The case of Chapman above cited was very similar to this case. Chapman had been indicted in the supreme court of the District of Columbia for a criminal offense. He demurred to the indictment on the ground that the court was without jurisdiction to try him. That court overruled the demurrer. From the order overruling the demurrer Chapman appealed to the court of appeals, which affirmed the order and remanded the case to the trial court, with directions that the defendant be required to plead to the indictment and that the court proceed with the case. Thereupon Chapman presented a petition for a writ of habeas corpus to the Supreme Court of the United States. That court applied the same rule to proceedings pending in the courts of the District of Columbia or in the circuit courts that it had previously applied to proceedings pending in the State courts, and said, page 217:

“In the case before us, the question as to the jurisdiction of the supreme court of the District of Columbia has indeed already been passed upon by that court, and also by the court of appeals, upon a demurrer to the indictment, but the case has not gone to final judgment in either court and what the result of a trial may be can not be assumed. We are impressed with the conviction that the orderly administration of justice will be better subserved by our declining to exercise appellate jurisdiction in the mode desired until the conclusion of the proceedings. If judgment goes against the petitioner and is affirmed by the court of appeals and a writ of error lies, that is the proper and better remedy for any cause of complaint he may have.”

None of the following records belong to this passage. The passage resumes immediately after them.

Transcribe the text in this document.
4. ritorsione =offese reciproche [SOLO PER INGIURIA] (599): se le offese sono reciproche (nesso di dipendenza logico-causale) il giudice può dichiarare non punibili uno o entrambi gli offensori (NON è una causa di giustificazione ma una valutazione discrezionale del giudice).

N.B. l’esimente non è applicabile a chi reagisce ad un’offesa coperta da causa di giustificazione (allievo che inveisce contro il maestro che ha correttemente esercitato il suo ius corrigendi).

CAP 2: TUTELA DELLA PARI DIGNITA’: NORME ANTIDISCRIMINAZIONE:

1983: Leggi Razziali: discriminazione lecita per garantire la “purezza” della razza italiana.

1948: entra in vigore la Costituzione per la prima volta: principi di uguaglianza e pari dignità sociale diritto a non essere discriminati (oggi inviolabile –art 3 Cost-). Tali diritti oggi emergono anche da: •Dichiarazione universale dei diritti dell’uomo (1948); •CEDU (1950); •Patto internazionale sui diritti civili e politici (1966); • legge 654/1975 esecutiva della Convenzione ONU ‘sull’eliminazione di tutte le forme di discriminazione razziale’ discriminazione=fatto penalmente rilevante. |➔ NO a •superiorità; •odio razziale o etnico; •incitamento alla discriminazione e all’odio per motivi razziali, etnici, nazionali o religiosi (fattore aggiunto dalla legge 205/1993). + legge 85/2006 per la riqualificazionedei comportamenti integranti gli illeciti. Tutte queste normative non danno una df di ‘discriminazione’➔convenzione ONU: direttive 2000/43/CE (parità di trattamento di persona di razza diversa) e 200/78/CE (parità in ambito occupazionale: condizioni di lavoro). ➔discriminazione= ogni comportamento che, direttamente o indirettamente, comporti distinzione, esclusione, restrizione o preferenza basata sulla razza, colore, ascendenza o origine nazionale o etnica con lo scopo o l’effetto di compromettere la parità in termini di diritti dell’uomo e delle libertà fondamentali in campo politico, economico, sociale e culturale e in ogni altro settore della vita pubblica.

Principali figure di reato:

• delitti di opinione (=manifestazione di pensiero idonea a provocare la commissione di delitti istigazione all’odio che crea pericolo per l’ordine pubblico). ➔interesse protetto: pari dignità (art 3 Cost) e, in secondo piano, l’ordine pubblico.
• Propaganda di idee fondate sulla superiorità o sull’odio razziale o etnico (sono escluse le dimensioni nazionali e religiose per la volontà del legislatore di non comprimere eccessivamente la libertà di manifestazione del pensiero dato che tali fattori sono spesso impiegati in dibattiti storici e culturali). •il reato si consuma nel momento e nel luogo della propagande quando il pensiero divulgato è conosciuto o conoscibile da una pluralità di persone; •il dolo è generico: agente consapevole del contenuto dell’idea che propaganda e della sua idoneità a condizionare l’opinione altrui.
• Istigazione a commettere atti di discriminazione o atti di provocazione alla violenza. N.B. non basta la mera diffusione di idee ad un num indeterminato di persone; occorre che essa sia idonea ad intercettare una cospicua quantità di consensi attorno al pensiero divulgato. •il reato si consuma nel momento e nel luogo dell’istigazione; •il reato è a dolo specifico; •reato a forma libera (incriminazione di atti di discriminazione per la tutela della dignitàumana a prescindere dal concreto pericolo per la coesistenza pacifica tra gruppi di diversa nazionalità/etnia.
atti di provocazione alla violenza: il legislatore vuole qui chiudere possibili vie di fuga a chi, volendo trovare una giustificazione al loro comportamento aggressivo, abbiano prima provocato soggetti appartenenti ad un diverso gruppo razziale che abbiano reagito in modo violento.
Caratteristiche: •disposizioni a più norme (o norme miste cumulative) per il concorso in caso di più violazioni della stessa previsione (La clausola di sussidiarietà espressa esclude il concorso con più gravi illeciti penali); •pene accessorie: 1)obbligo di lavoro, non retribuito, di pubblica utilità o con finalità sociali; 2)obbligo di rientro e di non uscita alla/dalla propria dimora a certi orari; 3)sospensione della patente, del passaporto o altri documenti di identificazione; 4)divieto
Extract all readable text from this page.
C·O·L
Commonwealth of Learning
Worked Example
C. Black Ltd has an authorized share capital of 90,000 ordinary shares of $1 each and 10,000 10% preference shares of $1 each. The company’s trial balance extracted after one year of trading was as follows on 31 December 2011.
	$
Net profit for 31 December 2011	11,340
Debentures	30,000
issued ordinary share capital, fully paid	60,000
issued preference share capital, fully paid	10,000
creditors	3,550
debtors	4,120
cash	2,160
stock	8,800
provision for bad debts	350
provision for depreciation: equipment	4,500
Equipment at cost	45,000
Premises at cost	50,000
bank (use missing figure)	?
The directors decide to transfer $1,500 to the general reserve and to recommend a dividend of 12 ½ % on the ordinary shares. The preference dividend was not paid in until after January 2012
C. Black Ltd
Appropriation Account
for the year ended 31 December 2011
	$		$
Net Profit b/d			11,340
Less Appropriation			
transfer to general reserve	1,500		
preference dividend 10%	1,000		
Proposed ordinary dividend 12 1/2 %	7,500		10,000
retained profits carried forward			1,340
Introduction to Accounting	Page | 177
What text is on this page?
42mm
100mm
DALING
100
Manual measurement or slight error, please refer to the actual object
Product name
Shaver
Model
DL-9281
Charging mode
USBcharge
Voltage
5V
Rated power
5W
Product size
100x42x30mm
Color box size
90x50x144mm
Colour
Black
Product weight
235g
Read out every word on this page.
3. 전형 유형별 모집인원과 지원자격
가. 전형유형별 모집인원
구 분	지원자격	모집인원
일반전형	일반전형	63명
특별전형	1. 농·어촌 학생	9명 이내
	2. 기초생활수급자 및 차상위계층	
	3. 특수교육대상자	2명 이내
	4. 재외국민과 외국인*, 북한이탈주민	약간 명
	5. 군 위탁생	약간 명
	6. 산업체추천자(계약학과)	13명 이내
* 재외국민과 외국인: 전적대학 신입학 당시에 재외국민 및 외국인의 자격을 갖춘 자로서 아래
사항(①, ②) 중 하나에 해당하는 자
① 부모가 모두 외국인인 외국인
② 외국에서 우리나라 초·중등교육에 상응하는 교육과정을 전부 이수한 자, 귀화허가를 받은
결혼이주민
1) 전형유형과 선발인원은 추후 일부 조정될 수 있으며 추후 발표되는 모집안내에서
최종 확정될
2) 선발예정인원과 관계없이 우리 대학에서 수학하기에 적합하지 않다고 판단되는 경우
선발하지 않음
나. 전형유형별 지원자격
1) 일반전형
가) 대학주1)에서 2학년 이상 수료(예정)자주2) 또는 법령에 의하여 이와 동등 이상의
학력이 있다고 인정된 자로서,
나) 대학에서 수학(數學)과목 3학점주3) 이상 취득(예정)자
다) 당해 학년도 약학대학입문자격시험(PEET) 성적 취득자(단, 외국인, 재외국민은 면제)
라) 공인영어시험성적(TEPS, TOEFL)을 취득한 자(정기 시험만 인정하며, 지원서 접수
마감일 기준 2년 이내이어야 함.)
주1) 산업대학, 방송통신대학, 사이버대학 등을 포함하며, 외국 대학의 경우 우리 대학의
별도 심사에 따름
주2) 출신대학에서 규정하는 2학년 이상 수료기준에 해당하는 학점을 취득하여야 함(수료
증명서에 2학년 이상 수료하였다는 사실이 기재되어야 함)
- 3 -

In the case of Cook vs. Hart, above cited, the court said, at page 195:

“While the power to issue writs of habeas corpus to State courts, which are proceeding in disregard of rights secured by the Constitution and laws of the United States, may exist, the practice of exercising such power before the question has been raised or determined in the State court is one which ought not to be encouraged.”

At page 194 the court said: “While the Federal courts have the power and may discharge the accused in advance of his trial, if he is restrained of his liberty in violation of the Federal Constitution or laws, they are not bound to exercise such power even after a State court has finally acted upon the case, but may, in their discretion, require the accused to sue out his writ of error from the highest court of the State or even from the Supreme Court of the United States.”

The writ of habeas corpus heretofore granted in this proceeding is vacated and the prisoner is remanded to the custody of the Warden of Bilibid Prison. So ordered.

Arellano, C. J., Torres, Mapa, and Carson, JJ., concur.